Rush Hour Gourmet by Bonnie S. Benwick of the Washington Post (of course)
Think of this lightly sauced pork-and-spinach mixture as the basis for several different meals The original recipe calls for it to be rolled inside thin "crepes" made from an egg substitute (1/2 cup to make 4 crepes). Provided the weeknight cook is up for it, however, the mixture could be served over steamed, diced sweet potato or brown rice; alongside stir-fried baby bok choy or snow peas and garlic; or wrapped inside warm flour tortillas or cool lettuce leaves.
Pacific Rim Pork
3 large cloves garlic
1 1/4 lbs ground pork, preferably from the tenderloin (I used 1 lb and it was fine)
1 tsp crushed red pepper flakes (thinking the kids would be eating it, I used less)
4 - 5 handfuls baby spinach leaves, washed (3 to 4 cups, packed)
1 1/2 tablespoons cornstarch
1/2 cup water
1 to 2 tablespoons low-sodium soy sauce, or to taste
1 teaspoon light brown sugar (optional) (I don't taste too much difference either way)
1. Finely chop the garlic; lightly grease a large skillet with nonstick cooking oil spray and place over medium heat. When hot, add the garlic, ground pork and red pepper flakes. Cook for 5 minutes, until no pink remains, stirring to break up clumps and distribute the seasoning. Transfer the pork to a plate while you wipe out the skillet.

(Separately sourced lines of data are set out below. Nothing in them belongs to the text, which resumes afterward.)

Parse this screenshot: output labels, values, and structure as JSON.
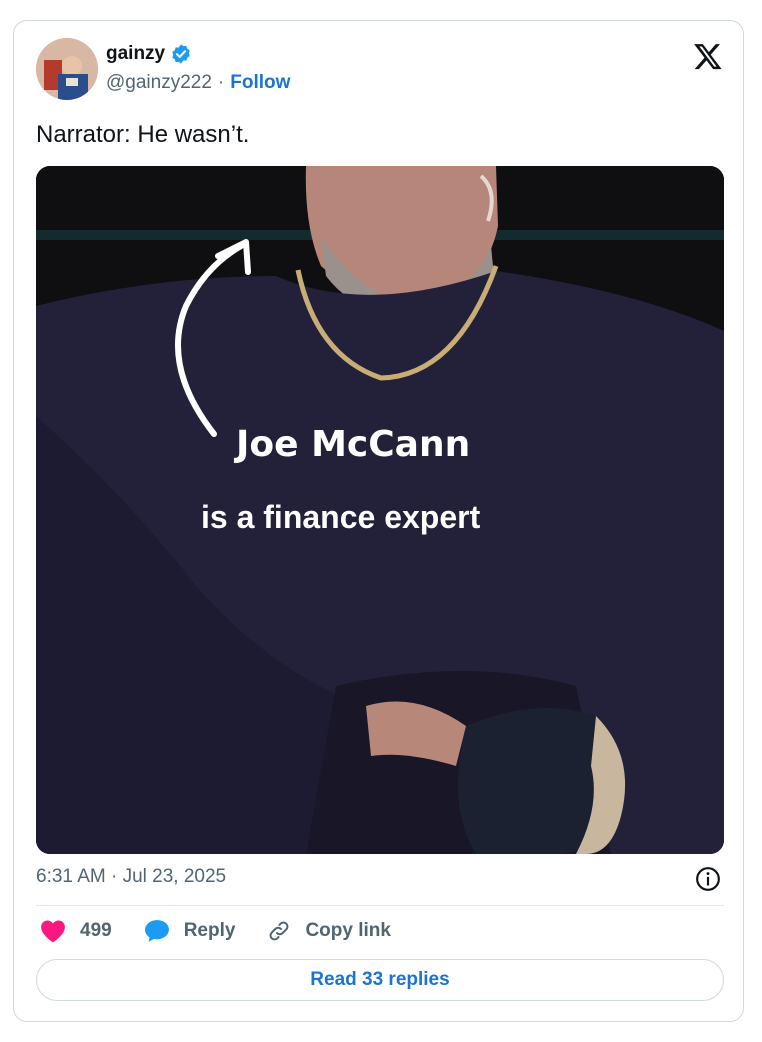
{
  "author": {
    "display_name": "gainzy",
    "handle": "@gainzy222",
    "separator": "·",
    "follow_label": "Follow"
  },
  "tweet": {
    "text": "Narrator: He wasn’t.",
    "timestamp": "6:31 AM · Jul 23, 2025"
  },
  "media": {
    "overlay_line1": "Joe McCann",
    "overlay_line2": "is a finance expert"
  },
  "actions": {
    "like_count": "499",
    "reply_label": "Reply",
    "copy_link_label": "Copy link"
  },
  "read_replies_label": "Read 33 replies",
  "colors": {
    "like": "#f91880",
    "reply": "#1d9bf0",
    "link": "#1d73d2",
    "verified": "#1d9bf0"
  },
  "icons": [
    "verified-badge-icon",
    "x-logo-icon",
    "info-icon",
    "heart-icon",
    "reply-bubble-icon",
    "link-icon"
  ]
}
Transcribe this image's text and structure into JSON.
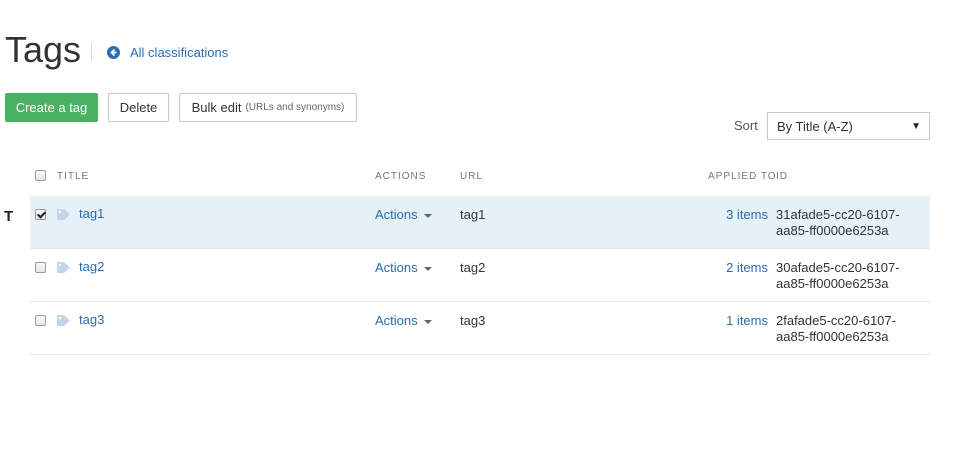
{
  "header": {
    "title": "Tags",
    "back_link": "All classifications"
  },
  "toolbar": {
    "create_label": "Create a tag",
    "delete_label": "Delete",
    "bulk_edit_label": "Bulk edit",
    "bulk_edit_sub": "(URLs and synonyms)"
  },
  "sort": {
    "label": "Sort",
    "selected": "By Title (A-Z)"
  },
  "table": {
    "columns": [
      "TITLE",
      "ACTIONS",
      "URL",
      "APPLIED TO",
      "ID"
    ],
    "row_marker": "T",
    "rows": [
      {
        "title": "tag1",
        "actions": "Actions",
        "url": "tag1",
        "applied": "3 items",
        "id_line1": "31afade5-cc20-6107-",
        "id_line2": "aa85-ff0000e6253a",
        "checked": true
      },
      {
        "title": "tag2",
        "actions": "Actions",
        "url": "tag2",
        "applied": "2 items",
        "id_line1": "30afade5-cc20-6107-",
        "id_line2": "aa85-ff0000e6253a",
        "checked": false
      },
      {
        "title": "tag3",
        "actions": "Actions",
        "url": "tag3",
        "applied": "1 items",
        "id_line1": "2fafade5-cc20-6107-",
        "id_line2": "aa85-ff0000e6253a",
        "checked": false
      }
    ]
  },
  "colors": {
    "primary": "#4bb162",
    "link": "#2b6cb0",
    "selected_row": "#e6f0f7"
  }
}
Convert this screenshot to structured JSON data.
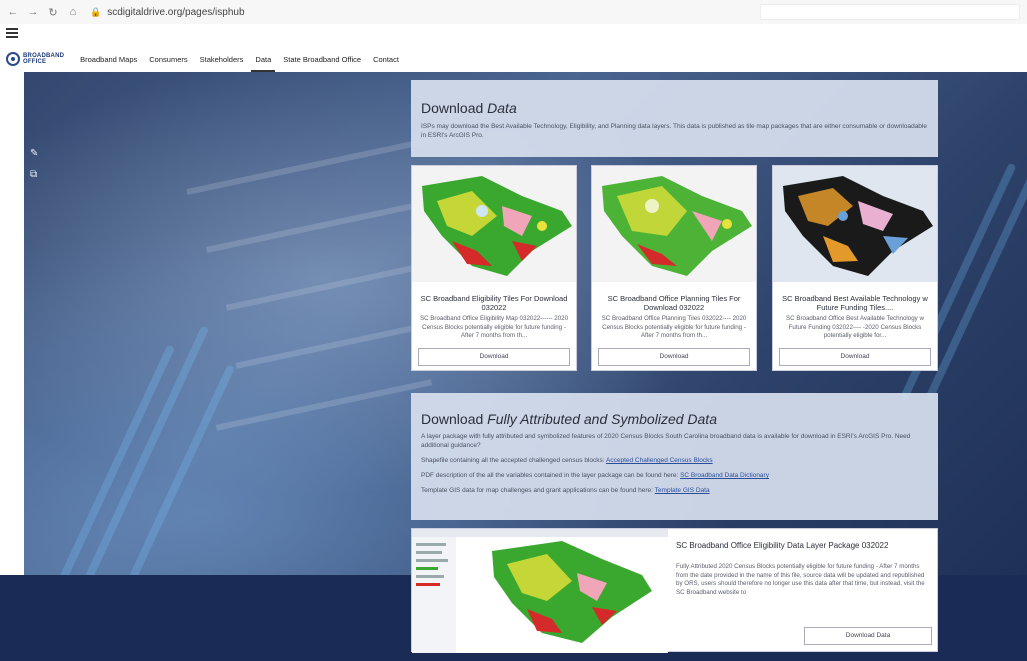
{
  "browser": {
    "url": "scdigitaldrive.org/pages/isphub"
  },
  "nav": {
    "logo_line1": "BROADBAND",
    "logo_line2": "OFFICE",
    "items": [
      "Broadband Maps",
      "Consumers",
      "Stakeholders",
      "Data",
      "State Broadband Office",
      "Contact"
    ],
    "active": "Data"
  },
  "download_data": {
    "title_plain": "Download ",
    "title_em": "Data",
    "description": "ISPs may download the Best Available Technology, Eligibility, and Planning data layers. This data is published as tile map packages that are either consumable or downloadable in ESRI's ArcGIS Pro."
  },
  "cards": [
    {
      "title": "SC Broadband Eligibility Tiles For Download 032022",
      "description": "SC Broadband Office Eligibility Map 032022------ 2020 Census Blocks potentially eligible for future funding - After 7 months from th...",
      "button": "Download"
    },
    {
      "title": "SC Broadband Office Planning Tiles For Download 032022",
      "description": "SC Broadband Office Planning Tiles 032022---- 2020 Census Blocks potentially eligible for future funding - After 7 months from th...",
      "button": "Download"
    },
    {
      "title": "SC Broadband Best Available Technology w Future Funding Tiles....",
      "description": "SC Broadband Office Best Available Technology w Future Funding 032022---- -2020 Census Blocks potentially eligible for...",
      "button": "Download"
    }
  ],
  "attributed": {
    "title_plain": "Download ",
    "title_em": "Fully Attributed and Symbolized Data",
    "description": "A layer package with fully attributed and symbolized features of 2020 Census Blocks South Carolina broadband data is available for download in ESRI's ArcGIS Pro. Need additional guidance?",
    "line1_text": "Shapefile containing all the accepted challenged census blocks: ",
    "line1_link": "Accepted Challenged Census Blocks",
    "line2_text": "PDF description of the all the variables contained in the layer package can be found here: ",
    "line2_link": "SC Broadband Data Dictionary",
    "line3_text": "Template GIS data for map challenges and grant applications can be found here: ",
    "line3_link": "Template GIS Data"
  },
  "layer_package": {
    "title": "SC Broadband Office Eligibility Data Layer Package 032022",
    "description": "Fully Attributed 2020 Census Blocks potentially eligible for future funding - After 7 months from the date provided in the name of this file, source data will be updated and republished by ORS, users should therefore no longer use this data after that time, but instead, visit the SC Broadband website to",
    "button": "Download Data"
  },
  "icons": {
    "edit": "pencil-icon",
    "share": "share-icon"
  },
  "colors": {
    "accent": "#1d3a78",
    "panel": "#d6dfee",
    "hero": "#33486f"
  }
}
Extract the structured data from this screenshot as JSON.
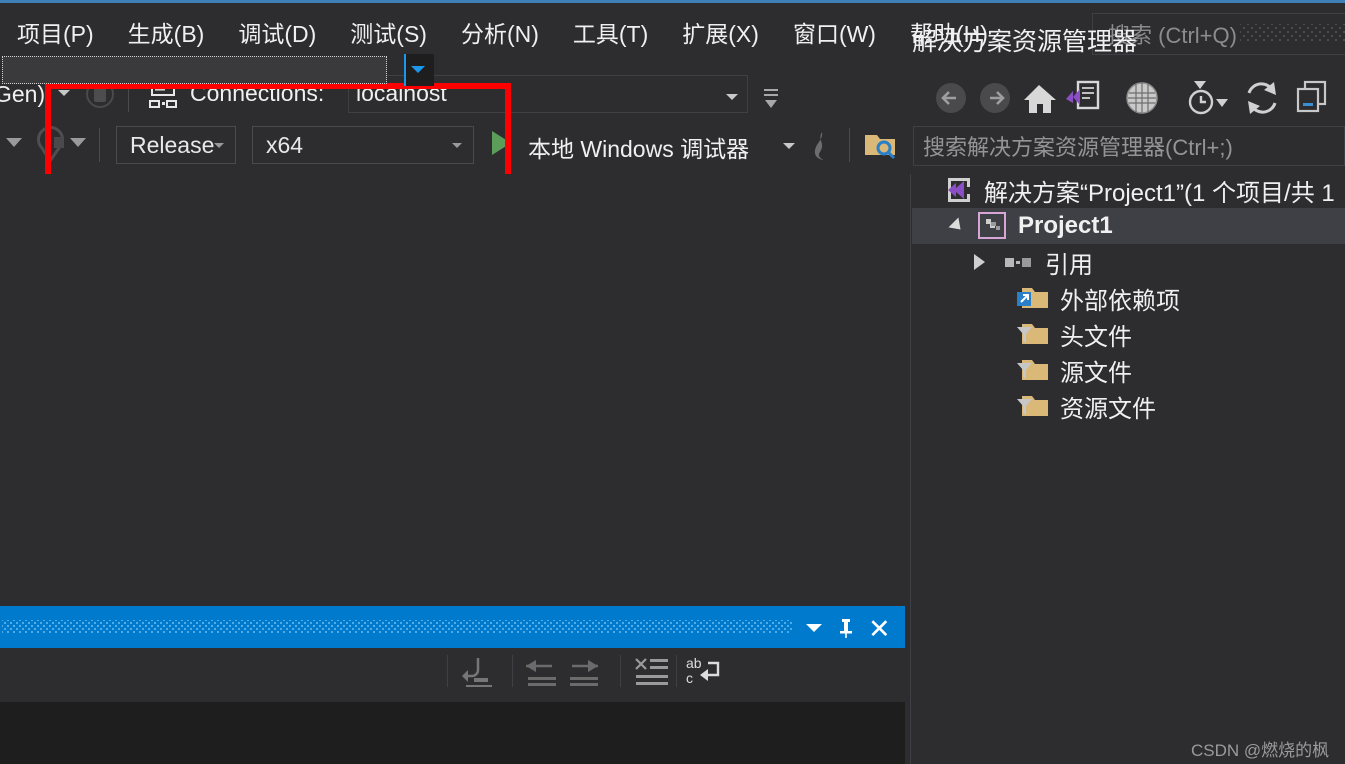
{
  "window": {
    "theme_bg": "#2d2d30",
    "accent": "#007acc",
    "annotation_color": "#fe0000"
  },
  "menubar": {
    "items": [
      {
        "label": "项目(P)",
        "name": "menu-project"
      },
      {
        "label": "生成(B)",
        "name": "menu-build"
      },
      {
        "label": "调试(D)",
        "name": "menu-debug"
      },
      {
        "label": "测试(S)",
        "name": "menu-test"
      },
      {
        "label": "分析(N)",
        "name": "menu-analyze"
      },
      {
        "label": "工具(T)",
        "name": "menu-tools"
      },
      {
        "label": "扩展(X)",
        "name": "menu-extensions"
      },
      {
        "label": "窗口(W)",
        "name": "menu-window"
      },
      {
        "label": "帮助(H)",
        "name": "menu-help"
      }
    ],
    "search_placeholder": "搜索 (Ctrl+Q)"
  },
  "toolbar_connections": {
    "partial_left_label": "Gen)",
    "connections_label": "Connections:",
    "connection_value": "localhost"
  },
  "toolbar_build": {
    "configuration": "Release",
    "platform": "x64",
    "debug_target": "本地 Windows 调试器",
    "icons": [
      "home-icon",
      "cube-run-icon",
      "cube-next-icon",
      "cube-search-icon",
      "cube-stepinto-icon",
      "cube-stepover-icon",
      "cube-circle-icon"
    ],
    "coordinates_text": "(?, ?,"
  },
  "solution_explorer": {
    "title": "解决方案资源管理器",
    "search_placeholder": "搜索解决方案资源管理器(Ctrl+;)",
    "toolbar_icons": [
      "back-arrow-icon",
      "forward-arrow-icon",
      "home-icon",
      "code-view-icon",
      "globe-icon",
      "pending-changes-icon",
      "refresh-icon",
      "collapse-all-icon"
    ],
    "tree": [
      {
        "label": "解决方案“Project1”(1 个项目/共 1",
        "icon": "solution-icon",
        "indent": 0,
        "selected": false,
        "expander": "none"
      },
      {
        "label": "Project1",
        "icon": "project-icon",
        "indent": 1,
        "selected": true,
        "expander": "open"
      },
      {
        "label": "引用",
        "icon": "references-icon",
        "indent": 2,
        "selected": false,
        "expander": "closed"
      },
      {
        "label": "外部依赖项",
        "icon": "external-deps-folder-icon",
        "indent": 3,
        "selected": false,
        "expander": "none"
      },
      {
        "label": "头文件",
        "icon": "filter-folder-icon",
        "indent": 3,
        "selected": false,
        "expander": "none"
      },
      {
        "label": "源文件",
        "icon": "filter-folder-icon",
        "indent": 3,
        "selected": false,
        "expander": "none"
      },
      {
        "label": "资源文件",
        "icon": "filter-folder-icon",
        "indent": 3,
        "selected": false,
        "expander": "none"
      }
    ]
  },
  "output_panel": {
    "title": "",
    "combo_value": "",
    "toolbar_icons": [
      "jump-to-source-icon",
      "previous-message-icon",
      "next-message-icon",
      "clear-all-icon",
      "toggle-word-wrap-icon"
    ]
  },
  "watermark": "CSDN @燃烧的枫"
}
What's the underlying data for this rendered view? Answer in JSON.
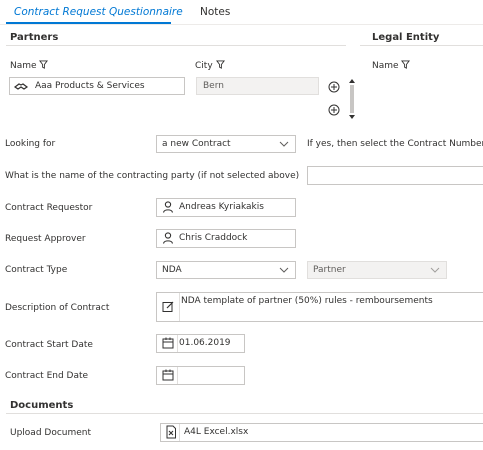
{
  "tabs": [
    {
      "label": "Contract Request Questionnaire",
      "active": true
    },
    {
      "label": "Notes",
      "active": false
    }
  ],
  "partners": {
    "title": "Partners",
    "columns": {
      "name": "Name",
      "city": "City"
    },
    "row": {
      "name": "Aaa Products & Services",
      "city": "Bern"
    }
  },
  "legal_entity": {
    "title": "Legal Entity",
    "columns": {
      "name": "Name"
    }
  },
  "form": {
    "looking_for": {
      "label": "Looking for",
      "value": "a new Contract",
      "hint": "If yes, then select the Contract Number"
    },
    "contracting_party": {
      "label": "What is the name of the contracting party (if not selected above)",
      "value": ""
    },
    "requestor": {
      "label": "Contract Requestor",
      "value": "Andreas Kyriakakis"
    },
    "approver": {
      "label": "Request Approver",
      "value": "Chris Craddock"
    },
    "contract_type": {
      "label": "Contract Type",
      "value": "NDA",
      "secondary_value": "Partner"
    },
    "description": {
      "label": "Description of Contract",
      "value": "NDA template of partner (50%) rules - remboursements"
    },
    "start_date": {
      "label": "Contract Start Date",
      "value": "01.06.2019"
    },
    "end_date": {
      "label": "Contract End Date",
      "value": ""
    }
  },
  "documents": {
    "title": "Documents",
    "upload_label": "Upload Document",
    "file_name": "A4L Excel.xlsx"
  },
  "colors": {
    "accent": "#0078d4",
    "border": "#c8c6c4",
    "disabled_bg": "#f3f2f1"
  },
  "icons": [
    "filter-icon",
    "partner-icon",
    "add-icon",
    "person-icon",
    "chevron-down-icon",
    "edit-icon",
    "calendar-icon",
    "excel-file-icon"
  ]
}
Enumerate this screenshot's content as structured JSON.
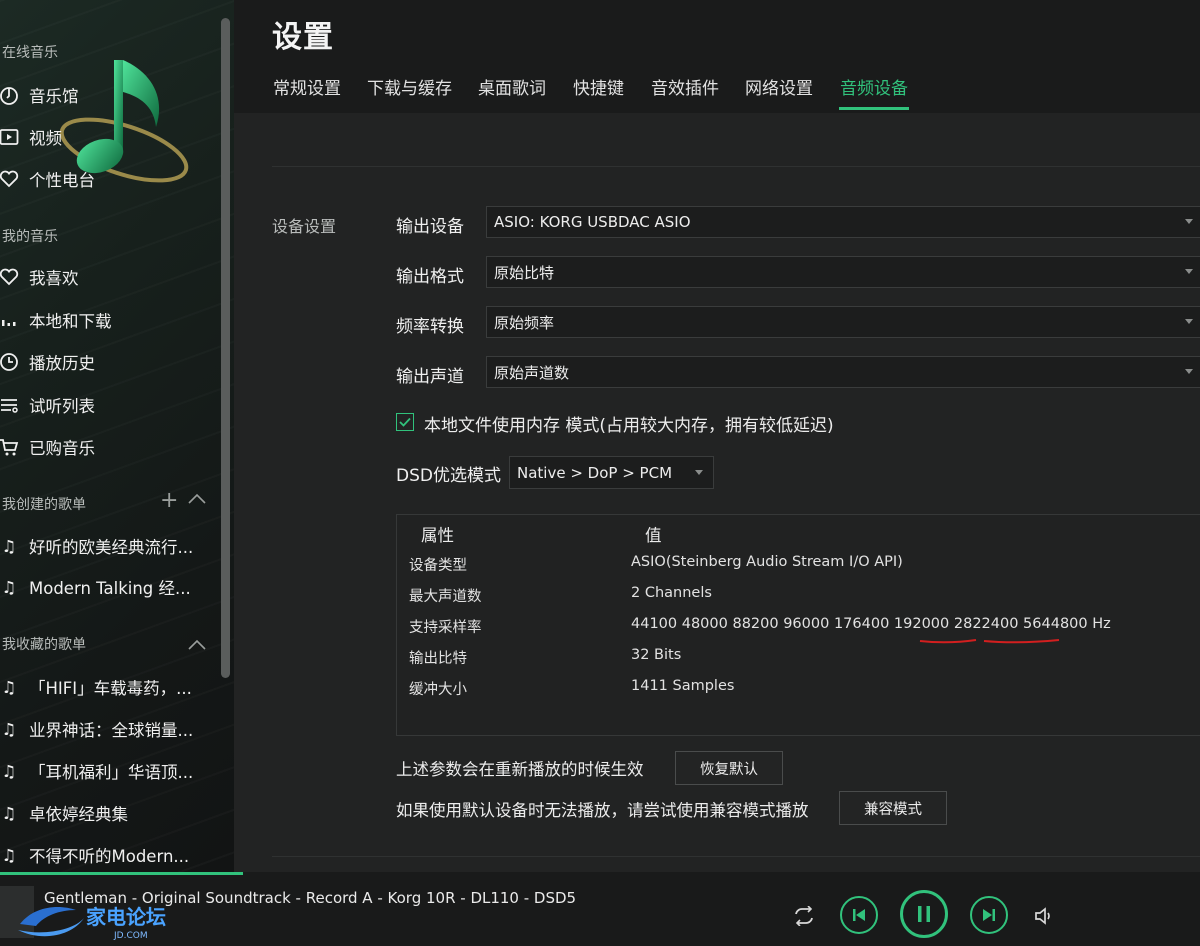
{
  "sidebar": {
    "online_section": "在线音乐",
    "my_music_section": "我的音乐",
    "created_section": "我创建的歌单",
    "collected_section": "我收藏的歌单",
    "online_items": [
      {
        "label": "音乐馆",
        "icon": "music-hall-icon"
      },
      {
        "label": "视频",
        "icon": "video-icon"
      },
      {
        "label": "个性电台",
        "icon": "radio-icon"
      }
    ],
    "my_items": [
      {
        "label": "我喜欢",
        "icon": "heart-icon"
      },
      {
        "label": "本地和下载",
        "icon": "download-bars-icon"
      },
      {
        "label": "播放历史",
        "icon": "clock-icon"
      },
      {
        "label": "试听列表",
        "icon": "list-icon"
      },
      {
        "label": "已购音乐",
        "icon": "cart-icon"
      }
    ],
    "created_playlists": [
      "好听的欧美经典流行...",
      "Modern Talking 经..."
    ],
    "collected_playlists": [
      "「HIFI」车载毒药，...",
      "业界神话：全球销量...",
      "「耳机福利」华语顶...",
      "卓依婷经典集",
      "不得不听的Modern..."
    ]
  },
  "header": {
    "title": "设置",
    "tabs": [
      "常规设置",
      "下载与缓存",
      "桌面歌词",
      "快捷键",
      "音效插件",
      "网络设置",
      "音频设备"
    ],
    "active_tab": "音频设备"
  },
  "device": {
    "section_label": "设备设置",
    "fields": [
      {
        "label": "输出设备",
        "value": "ASIO: KORG USBDAC ASIO"
      },
      {
        "label": "输出格式",
        "value": "原始比特"
      },
      {
        "label": "频率转换",
        "value": "原始频率"
      },
      {
        "label": "输出声道",
        "value": "原始声道数"
      }
    ],
    "memory_mode_label": "本地文件使用内存 模式(占用较大内存，拥有较低延迟)",
    "memory_mode_checked": true,
    "dsd_label": "DSD优选模式",
    "dsd_value": "Native > DoP > PCM"
  },
  "properties": {
    "col_property": "属性",
    "col_value": "值",
    "rows": [
      {
        "key": "设备类型",
        "value": "ASIO(Steinberg Audio Stream I/O API)"
      },
      {
        "key": "最大声道数",
        "value": "2 Channels"
      },
      {
        "key": "支持采样率",
        "value": "44100 48000 88200 96000 176400 192000 2822400 5644800 Hz"
      },
      {
        "key": "输出比特",
        "value": "32 Bits"
      },
      {
        "key": "缓冲大小",
        "value": "1411 Samples"
      }
    ]
  },
  "footer_notes": {
    "restart_note": "上述参数会在重新播放的时候生效",
    "restore_button": "恢复默认",
    "compat_note": "如果使用默认设备时无法播放，请尝试使用兼容模式播放",
    "compat_button": "兼容模式"
  },
  "player": {
    "now_playing": "Gentleman - Original Soundtrack - Record A - Korg 10R - DL110 - DSD5",
    "watermark_text": "家电论坛",
    "watermark_sub": "JD.COM",
    "progress": 0.2,
    "accent_color": "#31c27c"
  }
}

2. Return the cooked pork to the skillet over meduim heat and add the spinach; cook, stirring, for 1 to 2 minutes, until the greens have just wilted.
3. Meanwhile, combine the cornstarch, water, and soy sauce in a small cup. Add to the pork-spinach mixture and cook, stirring, for 1 to 2 minutes, until the mixture has thickened slightly. Taste and add the brown sugar, if usign, stirring to combine. Remove from the heat; add to whichever plate preparation you've chosen and serve hot or warm.
-Adapted from The New Family Cookbook for People with Diabetes (Simon and Schuster, 2007)
Per serving: 410 calories, 35 grams protein, 5 grams carbohydrates, 27 grams fat, 123 mg cholesterol, 300 mg sodium, no dietary fiber.